Borç veren tarafından düzeltme yapılırken, faiz gelirlerinden örtülü sermayeye isabet eden kısımlar
kâr payı geliri olarak dikkate alınacak ve şartların varlığı halinde iştirak kazançları istisnası olarak
vergiden istisna edilecek; kur farkı gelirlerinden örtülü sermayeye isabet eden herhangi bir tutar
var ise bu gelirler de vergiye tabi kazancın tespitinde dikkate alınmayacak; YTL'nin değer
kazanması sonucu örtülü olarak konulmuş sermayeye isabet eden bir kur farkı giderinin mevcut
bulunması halinde de bu gider vergiye tabi kazancın tespitinde dikkate alınmayacaktır.
Hesap dönemi kapandıktan sonra örtülü sermaye kullanan kurumun yapacağı düzeltme talebi, vergi
dairesince Vergi Usul Kanunu uyarınca değerlendirilip sonuçlandırılacaktır. Bu düzeltme sonucu
tarh edilen vergilerin kesinleşmiş ve ödenmiş olması halinde, karşı tarafın da gerekli düzeltme
işlemini kendiliğinden yapması mümkün olacaktır.
Verginin kesinleşmesi; dava açma süresi içinde dava açılmaması, yargı mercilerince nihai kararın
verilmiş olması veya uzlaşmanın vaki olması gibi haller nedeniyle, verginin kesinleşmesi ve itiraz
edilmeyecek duruma gelmesidir. Örtülü sermaye kapsamındaki finansmanı kullandıran kurum
nezdinde yapılacak düzeltmede dikkate alınacak tutar, kesinleşen ve ödenen tutar olacaktır. Örtülü
sermaye kapsamında borç kullanan kurumun, zamanaşımı süresi içinde düzeltme talebinde
bulunmuş olması halinde, düzeltme sonucu tarh edilen verginin kesinleşip ödenmesi şartıyla karşı
tarafta da süreye bakılmaksızın gerekli düzeltme işlemi yapılacaktır.”

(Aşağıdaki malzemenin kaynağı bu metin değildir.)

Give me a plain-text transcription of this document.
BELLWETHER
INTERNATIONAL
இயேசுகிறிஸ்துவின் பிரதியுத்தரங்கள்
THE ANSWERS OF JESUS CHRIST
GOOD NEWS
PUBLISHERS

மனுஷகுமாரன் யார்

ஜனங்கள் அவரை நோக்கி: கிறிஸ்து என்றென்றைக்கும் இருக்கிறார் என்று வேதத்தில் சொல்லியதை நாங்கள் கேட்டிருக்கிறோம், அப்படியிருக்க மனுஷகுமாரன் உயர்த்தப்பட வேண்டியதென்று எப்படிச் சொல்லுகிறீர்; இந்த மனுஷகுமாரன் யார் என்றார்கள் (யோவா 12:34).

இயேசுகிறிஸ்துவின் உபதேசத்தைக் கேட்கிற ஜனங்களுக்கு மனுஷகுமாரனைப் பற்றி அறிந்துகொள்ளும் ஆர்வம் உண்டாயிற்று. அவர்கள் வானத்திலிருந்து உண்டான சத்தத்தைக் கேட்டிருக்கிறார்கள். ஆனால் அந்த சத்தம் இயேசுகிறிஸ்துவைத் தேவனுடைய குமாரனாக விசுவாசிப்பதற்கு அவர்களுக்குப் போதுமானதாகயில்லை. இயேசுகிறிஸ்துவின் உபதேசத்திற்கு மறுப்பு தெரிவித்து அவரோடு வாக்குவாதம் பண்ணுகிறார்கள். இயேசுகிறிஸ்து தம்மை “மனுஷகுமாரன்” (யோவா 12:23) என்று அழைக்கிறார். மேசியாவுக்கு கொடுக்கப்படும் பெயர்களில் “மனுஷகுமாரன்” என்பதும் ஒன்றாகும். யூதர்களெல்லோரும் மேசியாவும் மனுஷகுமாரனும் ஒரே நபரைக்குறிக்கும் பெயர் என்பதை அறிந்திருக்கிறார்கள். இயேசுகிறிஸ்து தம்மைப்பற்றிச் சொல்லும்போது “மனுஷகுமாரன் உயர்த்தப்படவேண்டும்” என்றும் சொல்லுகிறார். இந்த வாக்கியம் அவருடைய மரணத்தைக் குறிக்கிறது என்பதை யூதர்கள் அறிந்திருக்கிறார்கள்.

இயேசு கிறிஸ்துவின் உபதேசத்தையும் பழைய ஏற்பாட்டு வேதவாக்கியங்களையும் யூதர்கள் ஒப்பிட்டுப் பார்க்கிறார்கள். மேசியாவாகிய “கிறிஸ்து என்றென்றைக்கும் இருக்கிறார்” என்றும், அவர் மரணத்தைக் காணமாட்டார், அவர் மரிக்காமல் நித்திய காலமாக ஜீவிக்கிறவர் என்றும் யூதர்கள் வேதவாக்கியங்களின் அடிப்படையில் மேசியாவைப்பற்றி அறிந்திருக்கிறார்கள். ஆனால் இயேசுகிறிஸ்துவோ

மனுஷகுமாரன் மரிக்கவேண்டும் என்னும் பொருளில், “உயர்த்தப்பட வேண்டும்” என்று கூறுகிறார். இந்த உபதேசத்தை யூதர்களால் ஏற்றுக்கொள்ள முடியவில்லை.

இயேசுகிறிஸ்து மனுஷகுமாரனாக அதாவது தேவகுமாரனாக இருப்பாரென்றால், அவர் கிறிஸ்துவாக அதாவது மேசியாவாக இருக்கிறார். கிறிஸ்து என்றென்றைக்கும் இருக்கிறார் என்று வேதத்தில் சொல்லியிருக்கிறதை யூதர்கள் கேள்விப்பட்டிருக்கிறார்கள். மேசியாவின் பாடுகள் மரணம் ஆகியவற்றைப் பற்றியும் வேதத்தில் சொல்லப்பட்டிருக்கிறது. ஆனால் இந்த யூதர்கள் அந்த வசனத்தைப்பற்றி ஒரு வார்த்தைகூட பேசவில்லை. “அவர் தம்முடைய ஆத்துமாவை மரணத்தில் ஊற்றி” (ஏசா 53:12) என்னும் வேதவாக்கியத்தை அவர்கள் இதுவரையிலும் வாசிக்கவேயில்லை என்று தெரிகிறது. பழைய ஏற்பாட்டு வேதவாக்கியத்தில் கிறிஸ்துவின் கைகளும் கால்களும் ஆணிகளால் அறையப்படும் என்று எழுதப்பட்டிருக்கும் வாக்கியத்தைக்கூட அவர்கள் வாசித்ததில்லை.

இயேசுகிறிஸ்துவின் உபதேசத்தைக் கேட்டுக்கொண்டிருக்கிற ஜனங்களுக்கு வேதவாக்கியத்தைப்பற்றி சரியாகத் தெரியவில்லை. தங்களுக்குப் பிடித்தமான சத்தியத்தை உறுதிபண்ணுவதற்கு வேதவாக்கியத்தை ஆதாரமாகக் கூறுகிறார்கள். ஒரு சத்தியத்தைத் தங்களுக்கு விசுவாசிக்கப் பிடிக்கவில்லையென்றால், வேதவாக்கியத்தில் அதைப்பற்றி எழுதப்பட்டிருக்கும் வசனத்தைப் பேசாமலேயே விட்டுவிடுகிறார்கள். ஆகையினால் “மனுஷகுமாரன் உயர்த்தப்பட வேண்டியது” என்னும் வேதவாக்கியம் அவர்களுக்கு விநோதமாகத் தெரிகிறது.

açıklamalarına yer verilmiştir.
Bu hüküm ve açıklamalara göre, örtülü sermaye kapsamında finansmanı kullandıran şirketiniz
tarafından yapılacak düzeltmede, örtülü sermaye kullanan kurumun ödediği vergilerin dikkate
alınması suretiyle iştirak kazancı istisnası olarak dikkate alınacak tutarın hesaplanması
gerekmektedir.
Bilgi edinilmesini rica ederim.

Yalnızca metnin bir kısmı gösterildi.